Encourager les Français à privilégier les « purs » plans d’épargne retraite aux contrats d’assurance-vie, qui pèsent plus de 1 700 milliards d’euros en France ? C’est l’un des objectifs de la loi Pacte. Le rapport Barrot-Zagury allait même plus loin en envisageant clairement des transferts de l’assurance-vie vers l’épargne-retraite. Problème : il faut aussi rendre ces produits d’épargne-retraite suffisamment attractifs, comme le reconnaît Didier Davydoff dans son étude.

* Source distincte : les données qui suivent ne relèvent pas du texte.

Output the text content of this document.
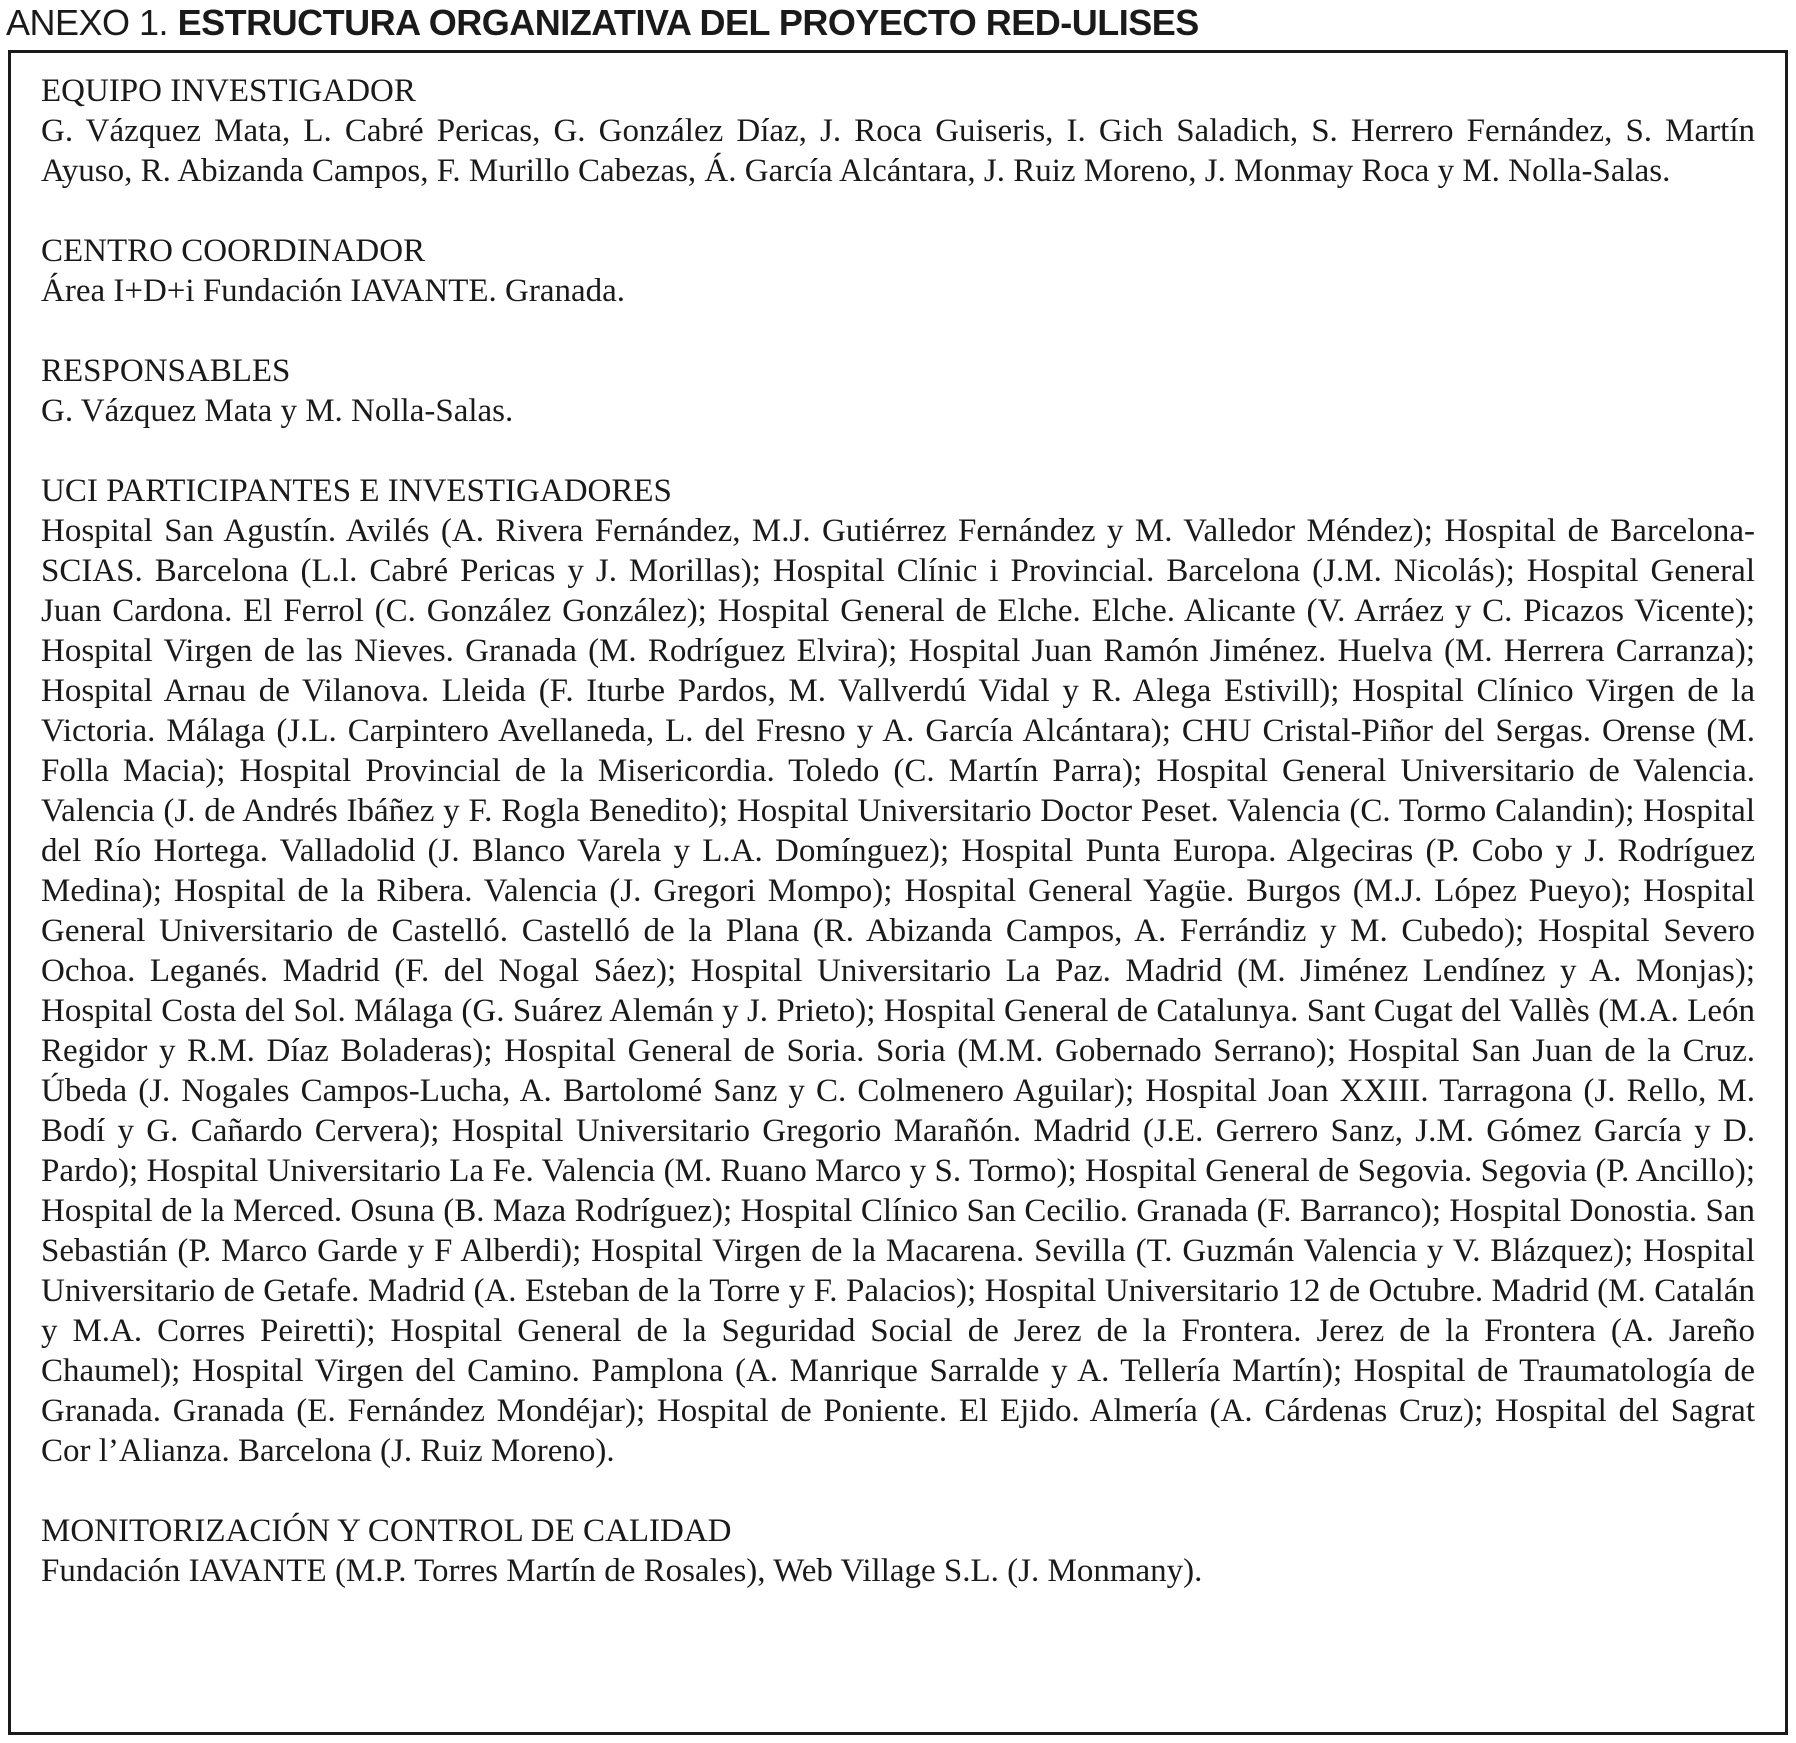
ANEXO 1. ESTRUCTURA ORGANIZATIVA DEL PROYECTO RED-ULISES
EQUIPO INVESTIGADOR
G. Vázquez Mata, L. Cabré Pericas, G. González Díaz, J. Roca Guiseris, I. Gich Saladich, S. Herrero Fernández, S. Martín Ayuso, R. Abizanda Campos, F. Murillo Cabezas, Á. García Alcántara, J. Ruiz Moreno, J. Monmay Roca y M. Nolla-Salas.
CENTRO COORDINADOR
Área I+D+i Fundación IAVANTE. Granada.
RESPONSABLES
G. Vázquez Mata y M. Nolla-Salas.
UCI PARTICIPANTES E INVESTIGADORES
Hospital San Agustín. Avilés (A. Rivera Fernández, M.J. Gutiérrez Fernández y M. Valledor Méndez); Hospital de Barcelona-SCIAS. Barcelona (L.l. Cabré Pericas y J. Morillas); Hospital Clínic i Provincial. Barcelona (J.M. Nicolás); Hospital General Juan Cardona. El Ferrol (C. González González); Hospital General de Elche. Elche. Alicante (V. Arráez y C. Picazos Vicente); Hospital Virgen de las Nieves. Granada (M. Rodríguez Elvira); Hospital Juan Ramón Jiménez. Huelva (M. Herrera Carranza); Hospital Arnau de Vilanova. Lleida (F. Iturbe Pardos, M. Vallverdú Vidal y R. Alega Estivill); Hospital Clínico Virgen de la Victoria. Málaga (J.L. Carpintero Avellaneda, L. del Fresno y A. García Alcántara); CHU Cristal-Piñor del Sergas. Orense (M. Folla Macia); Hospital Provincial de la Misericordia. Toledo (C. Martín Parra); Hospital General Universitario de Valencia. Valencia (J. de Andrés Ibáñez y F. Rogla Benedito); Hospital Universitario Doctor Peset. Valencia (C. Tormo Calandin); Hospital del Río Hortega. Valladolid (J. Blanco Varela y L.A. Domínguez); Hospital Punta Europa. Algeciras (P. Cobo y J. Rodríguez Medina); Hospital de la Ribera. Valencia (J. Gregori Mompo); Hospital General Yagüe. Burgos (M.J. López Pueyo); Hospital General Universitario de Castelló. Castelló de la Plana (R. Abizanda Campos, A. Ferrándiz y M. Cubedo); Hospital Severo Ochoa. Leganés. Madrid (F. del Nogal Sáez); Hospital Universitario La Paz. Madrid (M. Jiménez Lendínez y A. Monjas); Hospital Costa del Sol. Málaga (G. Suárez Alemán y J. Prieto); Hospital General de Catalunya. Sant Cugat del Vallès (M.A. León Regidor y R.M. Díaz Boladeras); Hospital General de Soria. Soria (M.M. Gobernado Serrano); Hospital San Juan de la Cruz. Úbeda (J. Nogales Campos-Lucha, A. Bartolomé Sanz y C. Colmenero Aguilar); Hospital Joan XXIII. Tarragona (J. Rello, M. Bodí y G. Cañardo Cervera); Hospital Universitario Gregorio Marañón. Madrid (J.E. Gerrero Sanz, J.M. Gómez García y D. Pardo); Hospital Universitario La Fe. Valencia (M. Ruano Marco y S. Tormo); Hospital General de Segovia. Segovia (P. Ancillo); Hospital de la Merced. Osuna (B. Maza Rodríguez); Hospital Clínico San Cecilio. Granada (F. Barranco); Hospital Donostia. San Sebastián (P. Marco Garde y F Alberdi); Hospital Virgen de la Macarena. Sevilla (T. Guzmán Valencia y V. Blázquez); Hospital Universitario de Getafe. Madrid (A. Esteban de la Torre y F. Palacios); Hospital Universitario 12 de Octubre. Madrid (M. Catalán y M.A. Corres Peiretti); Hospital General de la Seguridad Social de Jerez de la Frontera. Jerez de la Frontera (A. Jareño Chaumel); Hospital Virgen del Camino. Pamplona (A. Manrique Sarralde y A. Tellería Martín); Hospital de Traumatología de Granada. Granada (E. Fernández Mondéjar); Hospital de Poniente. El Ejido. Almería (A. Cárdenas Cruz); Hospital del Sagrat Cor l’Alianza. Barcelona (J. Ruiz Moreno).
MONITORIZACIÓN Y CONTROL DE CALIDAD
Fundación IAVANTE (M.P. Torres Martín de Rosales), Web Village S.L. (J. Monmany).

Pour développer l’épargne-retraite, l’OEE encourage les parlementaires à s’inspirer de l’Italie, où il est possible « de transférer des droits acquis dans un cadre différent (l’indemnité de fin de carrière – Trattamento di Fine Rapporto) vers un fonds de pension ». En France, l’OEE estime qu’il serait possible d’inciter « les bénéficiaires de l’indemnité légale de retraite à investir celle-ci dans une rente viagère ou en actions dans un PEA ».

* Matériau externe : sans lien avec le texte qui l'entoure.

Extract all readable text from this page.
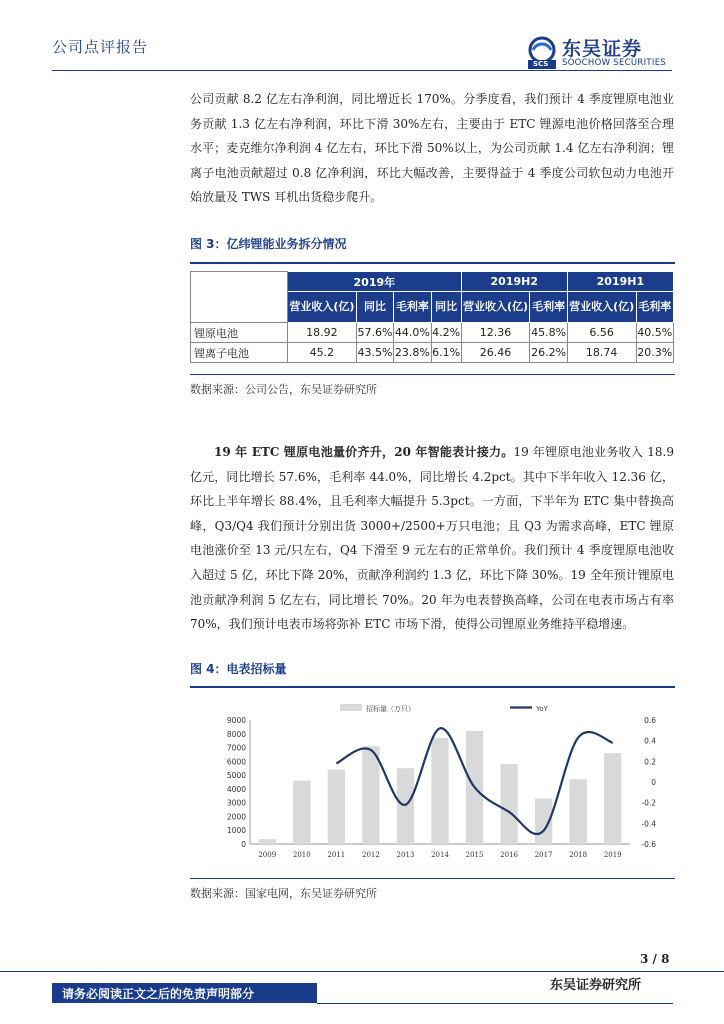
公司点评报告
SCS
东吴证券
SOOCHOW SECURITIES
公司贡献 8.2 亿左右净利润，同比增近长 170%。分季度看，我们预计 4 季度锂原电池业务贡献 1.3 亿左右净利润，环比下滑 30%左右，主要由于 ETC 锂源电池价格回落至合理水平；麦克维尔净利润 4 亿左右，环比下滑 50%以上，为公司贡献 1.4 亿左右净利润；锂离子电池贡献超过 0.8 亿净利润，环比大幅改善，主要得益于 4 季度公司软包动力电池开始放量及 TWS 耳机出货稳步爬升。
图 3：亿纬锂能业务拆分情况
	2019年				2019H2		2019H1	
	营业收入(亿)	同比	毛利率	同比	营业收入(亿)	毛利率	营业收入(亿)	毛利率
锂原电池	18.92	57.6%	44.0%	4.2%	12.36	45.8%	6.56	40.5%
锂离子电池	45.2	43.5%	23.8%	6.1%	26.46	26.2%	18.74	20.3%
数据来源：公司公告，东吴证券研究所
19 年 ETC 锂原电池量价齐升，20 年智能表计接力。19 年锂原电池业务收入 18.9 亿元，同比增长 57.6%，毛利率 44.0%，同比增长 4.2pct。其中下半年收入 12.36 亿，环比上半年增长 88.4%，且毛利率大幅提升 5.3pct。一方面，下半年为 ETC 集中替换高峰，Q3/Q4 我们预计分别出货 3000+/2500+万只电池；且 Q3 为需求高峰，ETC 锂原电池涨价至 13 元/只左右，Q4 下滑至 9 元左右的正常单价。我们预计 4 季度锂原电池收入超过 5 亿，环比下降 20%，贡献净利润约 1.3 亿，环比下降 30%。19 全年预计锂原电池贡献净利润 5 亿左右，同比增长 70%。20 年为电表替换高峰，公司在电表市场占有率 70%，我们预计电表市场将弥补 ETC 市场下滑，使得公司锂原业务维持平稳增速。
图 4：电表招标量
0
1000
2000
3000
4000
5000
6000
7000
8000
9000
-0.6
-0.4
-0.2
0
0.2
0.4
0.6
2009 2010 2011 2012 2013 2014 2015 2016 2017 2018 2019
招标量（万只）	YoY
数据来源：国家电网，东吴证券研究所
3 / 8
请务必阅读正文之后的免责声明部分
东吴证券研究所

Améliorer la culture financière des jeunes français

Le rapport Barrot-Zagury « considère qu’une éducation économique et financière doit être dispensée dans les écoles pour que les élèves soient à même de se projeter dans le monde économique, comme futurs épargnants et acteurs au sein de l’entreprise », comme le rappelle Didier Davydoff, dans ce document de l’OEE.

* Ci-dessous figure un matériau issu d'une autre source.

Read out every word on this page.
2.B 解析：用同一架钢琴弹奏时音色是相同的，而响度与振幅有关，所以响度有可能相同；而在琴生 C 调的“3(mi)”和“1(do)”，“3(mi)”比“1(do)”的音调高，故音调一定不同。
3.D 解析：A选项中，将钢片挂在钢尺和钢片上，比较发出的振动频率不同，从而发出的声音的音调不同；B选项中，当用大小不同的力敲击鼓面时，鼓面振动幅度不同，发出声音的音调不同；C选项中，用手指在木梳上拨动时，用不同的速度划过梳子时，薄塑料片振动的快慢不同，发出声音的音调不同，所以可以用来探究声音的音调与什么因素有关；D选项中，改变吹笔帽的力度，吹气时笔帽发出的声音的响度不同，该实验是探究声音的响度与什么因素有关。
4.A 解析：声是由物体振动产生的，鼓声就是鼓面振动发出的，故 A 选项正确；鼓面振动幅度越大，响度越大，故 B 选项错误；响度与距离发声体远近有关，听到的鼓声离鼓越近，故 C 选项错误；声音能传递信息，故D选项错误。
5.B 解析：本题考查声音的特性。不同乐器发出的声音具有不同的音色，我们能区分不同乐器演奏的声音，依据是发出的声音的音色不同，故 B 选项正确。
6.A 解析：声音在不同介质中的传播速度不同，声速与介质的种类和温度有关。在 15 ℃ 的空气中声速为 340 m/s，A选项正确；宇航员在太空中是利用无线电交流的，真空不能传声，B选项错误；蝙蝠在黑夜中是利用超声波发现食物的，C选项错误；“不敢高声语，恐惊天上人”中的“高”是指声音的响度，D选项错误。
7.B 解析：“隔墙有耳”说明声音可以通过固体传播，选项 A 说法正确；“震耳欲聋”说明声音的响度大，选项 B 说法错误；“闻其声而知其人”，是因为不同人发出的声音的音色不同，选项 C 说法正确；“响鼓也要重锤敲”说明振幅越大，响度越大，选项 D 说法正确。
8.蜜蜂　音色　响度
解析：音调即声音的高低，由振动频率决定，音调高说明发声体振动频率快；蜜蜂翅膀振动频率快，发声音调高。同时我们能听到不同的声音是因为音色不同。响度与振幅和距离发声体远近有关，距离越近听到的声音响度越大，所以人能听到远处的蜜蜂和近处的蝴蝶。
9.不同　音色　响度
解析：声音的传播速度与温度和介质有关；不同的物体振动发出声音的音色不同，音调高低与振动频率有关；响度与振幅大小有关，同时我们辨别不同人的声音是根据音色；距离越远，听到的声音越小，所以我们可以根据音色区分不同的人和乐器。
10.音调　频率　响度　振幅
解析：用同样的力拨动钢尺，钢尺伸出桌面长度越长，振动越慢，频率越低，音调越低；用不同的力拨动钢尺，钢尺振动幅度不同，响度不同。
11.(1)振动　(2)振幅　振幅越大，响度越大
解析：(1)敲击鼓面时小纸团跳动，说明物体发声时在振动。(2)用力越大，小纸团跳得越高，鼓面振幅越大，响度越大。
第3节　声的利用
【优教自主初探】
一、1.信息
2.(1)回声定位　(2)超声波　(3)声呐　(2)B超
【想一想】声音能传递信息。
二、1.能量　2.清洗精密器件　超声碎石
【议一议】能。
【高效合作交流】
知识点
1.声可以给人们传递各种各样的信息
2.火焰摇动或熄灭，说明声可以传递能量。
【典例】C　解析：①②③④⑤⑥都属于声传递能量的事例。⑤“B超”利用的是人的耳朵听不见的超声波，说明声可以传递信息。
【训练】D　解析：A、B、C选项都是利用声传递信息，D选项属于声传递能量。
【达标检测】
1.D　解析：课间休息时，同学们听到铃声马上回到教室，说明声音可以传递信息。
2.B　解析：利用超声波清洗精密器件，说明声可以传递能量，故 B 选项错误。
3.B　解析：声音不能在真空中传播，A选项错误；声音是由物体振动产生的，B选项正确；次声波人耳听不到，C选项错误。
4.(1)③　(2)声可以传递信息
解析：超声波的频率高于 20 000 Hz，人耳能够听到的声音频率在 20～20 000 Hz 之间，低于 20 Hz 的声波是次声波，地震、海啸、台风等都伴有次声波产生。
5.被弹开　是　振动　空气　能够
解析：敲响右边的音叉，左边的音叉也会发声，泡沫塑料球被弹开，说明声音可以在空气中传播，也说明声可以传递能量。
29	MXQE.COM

Sur ce point, l’économiste se base sur le rapport de l’OCDE portant sur l’éducation financière. Et il dresse un constat : si la connaissance du monde de l’entreprise n’est évidemment pas centrale, elle « fait explicitement partie des programmes d’éducation financière dans plusieurs pays identifiés par l’OCDE : l’Ecosse, l’Australie, le Japon et l’Afrique du Sud ». Des résultats concrets ? Difficile à dire. Mais l’OEE s’appuie sur le rapport de l’OCDE pour esquisser des initiatives envisageables en France : l’Observatoire de l’épargne européenne appelle de ses vœux des témoignages de « conférenciers bénévoles issus du monde de l’entreprise ». Pour l’OEE, leur présence devrait être encadrée par des directives nationales, et faire l’objet d’accords-cadres avec des fédérations professionnelles, homologuées par une autorité financière (Banque de France ou AMF).

Créer un « PEA jeune »

Le rapport Barrot-Zagury encourage la création d’un « PEA jeune » afin d’habituer les Français à prendre des risques et à investir en bourse. Pour l’heure, cette idée n’a pas été retenue dans le projet de loi Pacte. L’OEE évoque le compte ISA (Individual Saving Account) britannique, « qui peut être investi librement en dépôt bancaire rémunéré ou en actions ». Des parents peuvent ouvrir un compte Junior ISA au nom de leur enfant et en assurer la gestion, les versements faisant l’objet d’un plafond annuel. Ce compte se transforme en compte ISA classique à la majorité de l’enfant.

Sans aller jusqu’à créer un PEA jeune, l’OEE estime que l’épargne des mineurs tourne trop autour de comptes sans risque : Livret Jeune, Livret A, etc. Didier Davydoff propose ainsi que « permettre aux mineurs détenteurs d’un Livret A, d’allouer librement leur épargne à un compte dépôt ou à des actions, sur le modèle des Junior ISA britanniques », ou d’ouvrir les Livrets Jeunes à l’investissement en actions.